Inquest funding: 'Hillsborough Law' backed by chief coroner
- Published
Bereaved families should be given legal aid at inquests in which police or public bodies are involved, the chief coroner for England and Wales said.
Peter Thornton QC will include the recommendation in his annual report.
Shadow home secretary Andy Burnham called for a "Hillsborough Law", after the families' 27-year campaign.
The government said funding support was available "in the most important cases" and more than £1.5bn was spent on legal aid last year.
'Intimidating and distressing'
In April the Hillsborough Inquests ruled the 96 victims were unlawfully killed.
New inquests had been ordered after the original accidental death verdicts were quashed at the High Court in 2012.

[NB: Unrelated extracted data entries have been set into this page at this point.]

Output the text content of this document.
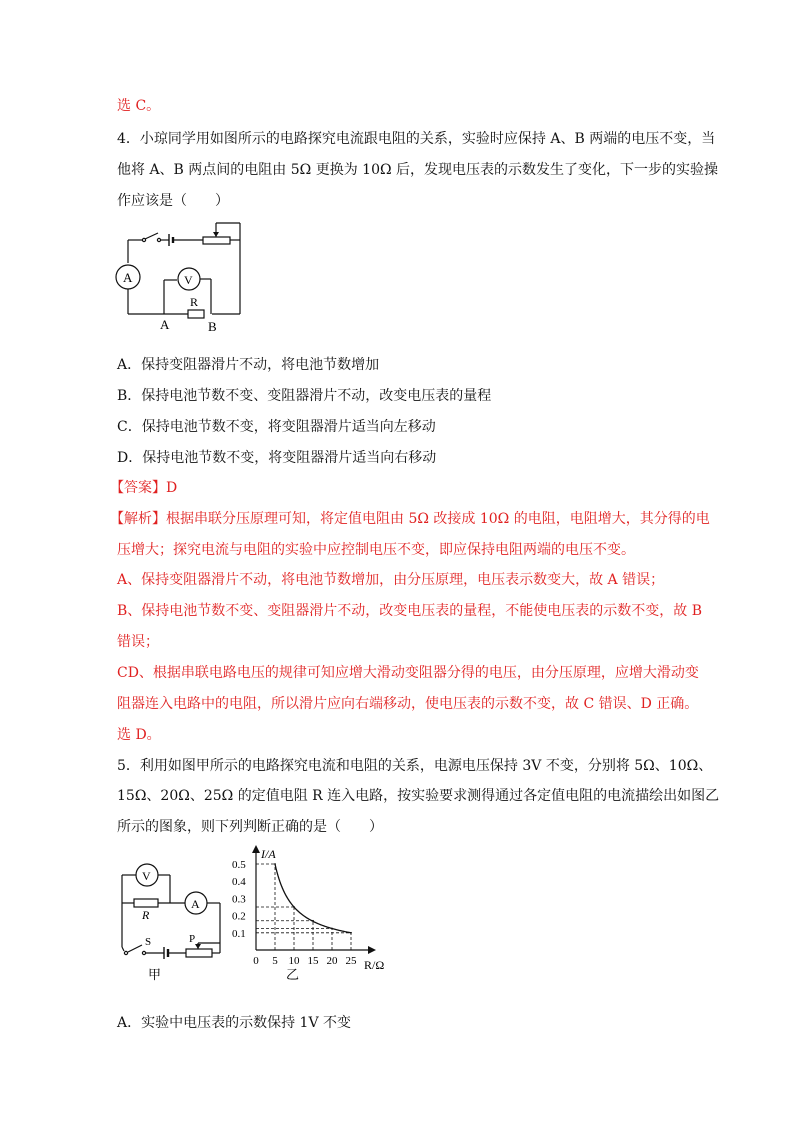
选 C。
4．小琼同学用如图所示的电路探究电流跟电阻的关系，实验时应保持 A、B 两端的电压不变，当
他将 A、B 两点间的电阻由 5Ω 更换为 10Ω 后，发现电压表的示数发生了变化，下一步的实验操
作应该是（　　）
A	V
R
A	B
A．保持变阻器滑片不动，将电池节数增加
B．保持电池节数不变、变阻器滑片不动，改变电压表的量程
C．保持电池节数不变，将变阻器滑片适当向左移动
D．保持电池节数不变，将变阻器滑片适当向右移动
【答案】D
【解析】根据串联分压原理可知，将定值电阻由 5Ω 改接成 10Ω 的电阻，电阻增大，其分得的电
压增大；探究电流与电阻的实验中应控制电压不变，即应保持电阻两端的电压不变。
A、保持变阻器滑片不动，将电池节数增加，由分压原理，电压表示数变大，故 A 错误；
B、保持电池节数不变、变阻器滑片不动，改变电压表的量程，不能使电压表的示数不变，故 B
错误；
CD、根据串联电路电压的规律可知应增大滑动变阻器分得的电压，由分压原理，应增大滑动变
阻器连入电路中的电阻，所以滑片应向右端移动，使电压表的示数不变，故 C 错误、D 正确。
选 D。
5．利用如图甲所示的电路探究电流和电阻的关系，电源电压保持 3V 不变，分别将 5Ω、10Ω、
15Ω、20Ω、25Ω 的定值电阻 R 连入电路，按实验要求测得通过各定值电阻的电流描绘出如图乙
所示的图象，则下列判断正确的是（　　）
V
A
R
S	P
甲
0.1
0.2
0.3
0.4
0.5
0 5 10 15 20 25
I/A
R/Ω
乙
A．实验中电压表的示数保持 1V 不变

The families were required to pay legal costs for the 1990 hearing but the government paid the costs incurred by the families at the new inquests.
The Hillsborough Family Support Group chairwoman, Margaret Aspinall, who lost her 18-year-old son James in the 1989 disaster, had to raise £3,000 to pay for a barrister at the original inquest in 1990.
Mrs Aspinall is also backing the change for relatives in Hillsborough-type legal fights. and earlier called for a "level playing field" for bereaved families.
In June, Mr Burnham proposed an amendment to the Policing and Crime Bill, external to give families a legal right to receive the same amount of funding as the police.
However, it was not backed and the government said any decision should await a report being written by the former Bishop of Liverpool James Jones.
Mr Burnham called the chief coroner's support for the change "an important intervention" and he said Labour would call a new debate on a Hillsborough Law in the Lords later this year.
Means testing
He added: "It is wrong that the police and other public bodies are able to throw around public money like confetti hiring top QCs when bereaved families have to scratch around for whatever support they can get.
"Far too often, inquests are intimidating and distressing for families still raw with grief."
He said it was essential "we continue to act on all the lessons learned" and "make Hillsborough a moment of real change", with Parliament rebalancing the legal system in favour of ordinary people.
A Ministry of Justice spokesperson said: "Legal aid remains available to help families prepare for an inquest, subject to financial means and legal merits tests. Funding for representation is also available where certain criteria are met.
"Our legal aid system is still one of the most generous in the world. Last year we spent in excess of £1.5bn on legal aid."
The spokesperson added: "We have made sure that legal aid continues to be available in the most important cases, where people's life or liberty is at stake, where they face the loss of their home, in domestic violence cases or where their children may be taken into care."